Cosmos DB’s Bulk Executor library doesn’t actually move data in bulk; it parallelizes individual operations to feel like a bulk operation.

Let’s see it in action. Imagine you have a products collection and you want to add 10,000 new product documents.

// Sample product document
{
  "id": "prod-12345",
  "name": "Super Widget",
  "price": 19.99,
  "category": "Widgets"
}

Here’s how you’d use the Bulk Executor library in C# to insert these:

using Microsoft.Azure.Cosmos.BulkExecutor;
using Microsoft.Azure.Documents;
using System.Collections.Generic;
using System.Threading.Tasks;

// ... inside your application logic ...

var cosmosClient = new CosmosClient("YOUR_COSMOS_DB_CONNECTION_STRING");
var container = cosmosClient.GetContainer("your_database_id", "products");

var bulkOperations = new List<Task>();
var productsToInsert = new List<object>();

for (int i = 0; i < 10000; i++)
{
    productsToInsert.Add(new
    {
        id = $"prod-{i:D5}", // Example: prod-00001, prod-00002 ...
        name = $"Product #{i}",
        price = 9.99 + (i % 10), // Varies price slightly
        category = "Generic"
    });
}

var bulkOperationManager = new BulkOperationManager(container);

// Initiate the bulk insert operation
await bulkOperationManager.BulkInsertAsync(productsToInsert,
    new BulkOperationOptions
    {
        MaxConcurrencyPerPartition = 50, // Adjust based on your RUs and partition key
        MaxBatchSize = 100 // Number of operations in each batch sent to Cosmos DB
    });

Console.WriteLine("Bulk insert completed.");

The BulkOperationManager is the core component. You give it a list of documents (or a list of operations like UpsertAsync, ReplaceAsync, DeleteAsync) and it handles the complex orchestration.

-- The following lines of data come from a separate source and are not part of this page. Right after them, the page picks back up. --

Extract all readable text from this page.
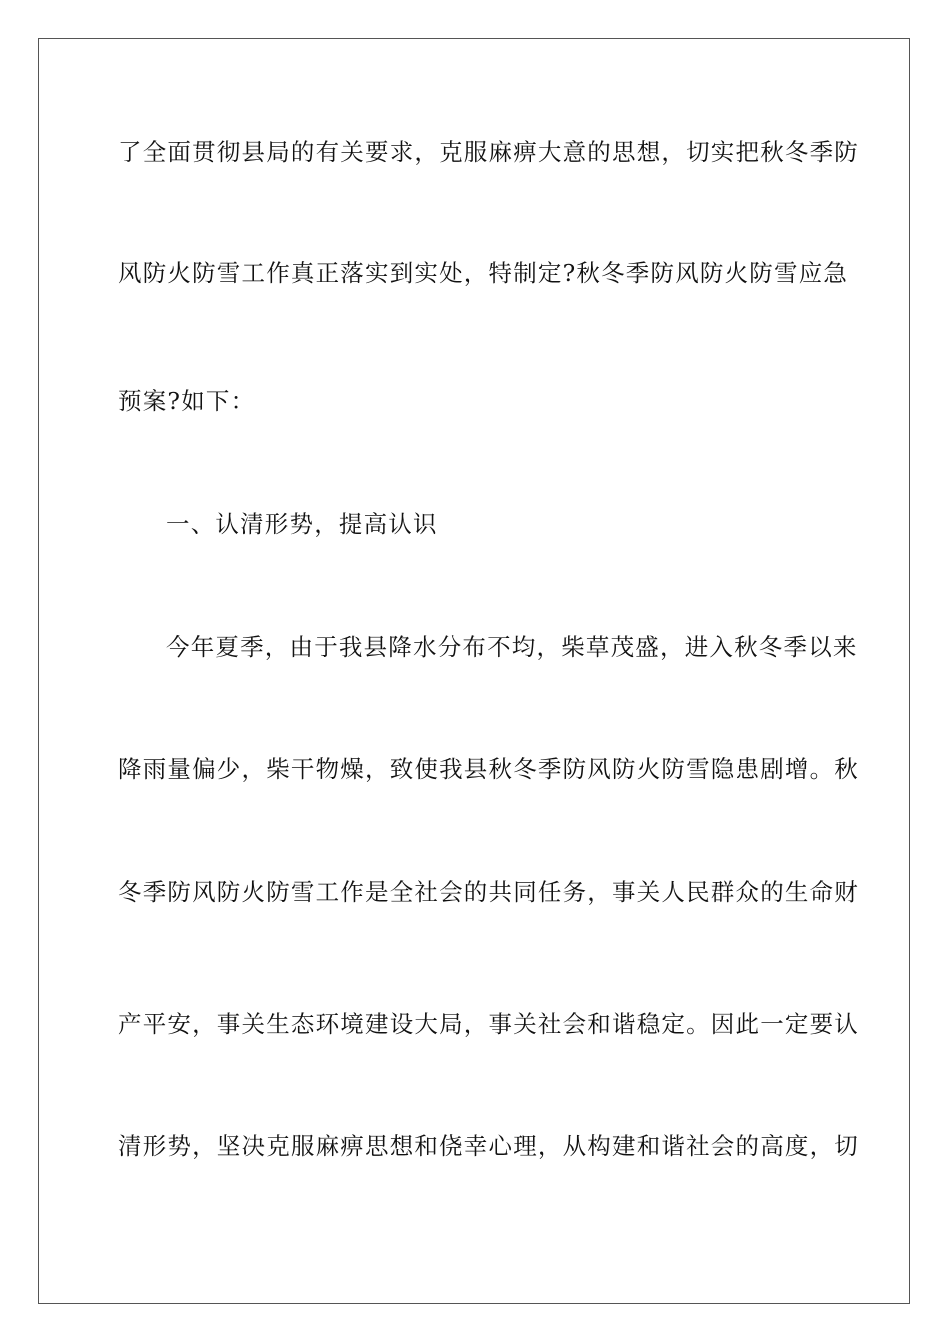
了全面贯彻县局的有关要求，克服麻痹大意的思想，切实把秋冬季防
风防火防雪工作真正落实到实处，特制定?秋冬季防风防火防雪应急
预案?如下：
一、认清形势，提高认识
今年夏季，由于我县降水分布不均，柴草茂盛，进入秋冬季以来
降雨量偏少，柴干物燥，致使我县秋冬季防风防火防雪隐患剧增。秋
冬季防风防火防雪工作是全社会的共同任务，事关人民群众的生命财
产平安，事关生态环境建设大局，事关社会和谐稳定。因此一定要认
清形势，坚决克服麻痹思想和侥幸心理，从构建和谐社会的高度，切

The magic behind BulkInsertAsync (and other bulk operations) isn’t a single, monolithic "bulk" API call to Cosmos DB. Instead, the library takes your collection of items and breaks them down into smaller batches. For each batch, it creates a series of individual CreateItemAsync, UpsertItemAsync, etc., calls. The key is that it then executes these individual calls concurrently across multiple threads and, importantly, across multiple partitions if your data is sharded.

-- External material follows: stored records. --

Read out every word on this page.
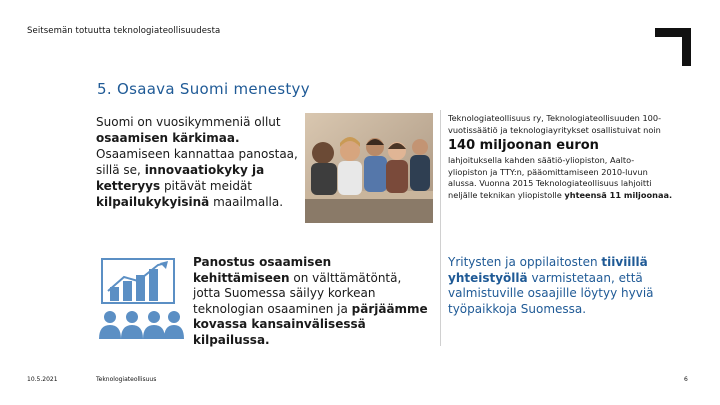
Seitsemän totuutta teknologiateollisuudesta
5. Osaava Suomi menestyy
Suomi on vuosikymmeniä ollut osaamisen kärkimaa. Osaamiseen kannattaa panostaa, sillä se, innovaatiokyky ja ketteryys pitävät meidät kilpailukykyisinä maailmalla.
Teknologiateollisuus ry, Teknologiateollisuuden 100-vuotissäätiö ja teknologiayritykset osallistuivat noin
140 miljoonan euron
lahjoituksella kahden säätiö-yliopiston, Aalto-yliopiston ja TTY:n, pääomittamiseen 2010-luvun alussa. Vuonna 2015 Teknologiateollisuus lahjoitti neljälle teknikan yliopistolle yhteensä 11 miljoonaa.
Panostus osaamisen kehittämiseen on välttämätöntä, jotta Suomessa säilyy korkean teknologian osaaminen ja pärjäämme kovassa kansainvälisessä kilpailussa.
Yritysten ja oppilaitosten tiiviillä yhteistyöllä varmistetaan, että valmistuville osaajille löytyy hyviä työpaikkoja Suomessa.
10.5.2021	Teknologiateollisuus	6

The MaxConcurrencyPerPartition option is critical. It dictates how many operations the library will attempt to run in parallel for a single logical partition key. If you have 10,000 documents and MaxConcurrencyPerPartition is 50, and all those documents happen to map to the same partition key, the library will still try to send up to 50 operations concurrently to that partition. This is where you can saturate your Request Units (RUs) if you’re not careful.

The MaxBatchSize determines how many individual operations are grouped together into a single request sent to Cosmos DB. Even though you’re performing 10,000 inserts, the library might be sending requests for batches of 100 items at a time, but it’s doing so across many concurrent threads and potentially many partitions.

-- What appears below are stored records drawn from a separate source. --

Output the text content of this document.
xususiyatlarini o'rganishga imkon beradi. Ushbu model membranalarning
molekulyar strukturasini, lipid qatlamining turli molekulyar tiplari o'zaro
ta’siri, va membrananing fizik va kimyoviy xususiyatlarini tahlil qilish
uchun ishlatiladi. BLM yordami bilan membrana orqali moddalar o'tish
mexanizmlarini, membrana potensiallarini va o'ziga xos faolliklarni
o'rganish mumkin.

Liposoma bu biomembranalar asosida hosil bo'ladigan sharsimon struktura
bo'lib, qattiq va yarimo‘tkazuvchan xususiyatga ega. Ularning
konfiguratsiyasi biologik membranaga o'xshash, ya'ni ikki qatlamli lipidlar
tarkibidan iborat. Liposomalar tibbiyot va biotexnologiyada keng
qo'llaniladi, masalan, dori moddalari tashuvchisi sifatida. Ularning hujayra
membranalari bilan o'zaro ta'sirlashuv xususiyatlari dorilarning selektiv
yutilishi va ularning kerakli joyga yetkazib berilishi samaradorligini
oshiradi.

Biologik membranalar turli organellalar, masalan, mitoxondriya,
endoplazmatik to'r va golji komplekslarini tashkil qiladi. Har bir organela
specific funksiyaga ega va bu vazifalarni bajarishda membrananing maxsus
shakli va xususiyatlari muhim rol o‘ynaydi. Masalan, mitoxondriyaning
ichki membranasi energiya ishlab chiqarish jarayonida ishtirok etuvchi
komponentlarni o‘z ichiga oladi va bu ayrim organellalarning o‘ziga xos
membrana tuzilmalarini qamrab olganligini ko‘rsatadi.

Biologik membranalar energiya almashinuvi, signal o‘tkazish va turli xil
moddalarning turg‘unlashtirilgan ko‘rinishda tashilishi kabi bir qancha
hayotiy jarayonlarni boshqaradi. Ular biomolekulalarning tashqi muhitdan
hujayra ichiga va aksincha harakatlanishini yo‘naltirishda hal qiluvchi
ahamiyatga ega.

The problem this solves is the overhead of making individual API calls for each document. For a single document, the round trip to Cosmos DB, authentication, serialization, and deserialization adds a significant per-operation cost. By parallelizing hundreds or thousands of these operations, the Bulk Executor library amortizes that overhead. You’re still paying for the RUs for each individual operation (e.g., an insert costs 5 RUs), but you’re doing it much, much faster because the network latency and processing time are overlapped.

The library automatically handles retries for throttled requests (429s) and connection issues. It also tries to distribute operations across partitions intelligently if your data has a good distribution of partition keys. If your data is heavily skewed towards a few partition keys, you’ll see much lower throughput and more throttling on those hot partitions, even with high MaxConcurrencyPerPartition settings.

What most people don’t realize is that the BulkOperationManager doesn’t have direct access to the underlying CosmosClient’s internal connection pooling or HTTP client. It essentially orchestrates calls to the Container object, which in turn uses the CosmosClient. This means that if you have multiple BulkOperationManager instances operating on the same CosmosClient, they will share the same underlying HTTP connections and thread pools. It’s generally more efficient to create a single CosmosClient and BulkOperationManager and reuse them for all your bulk operations.

The next hurdle you’ll likely face is optimizing MaxConcurrencyPerPartition based on your container’s provisioned RUs and your partition key distribution.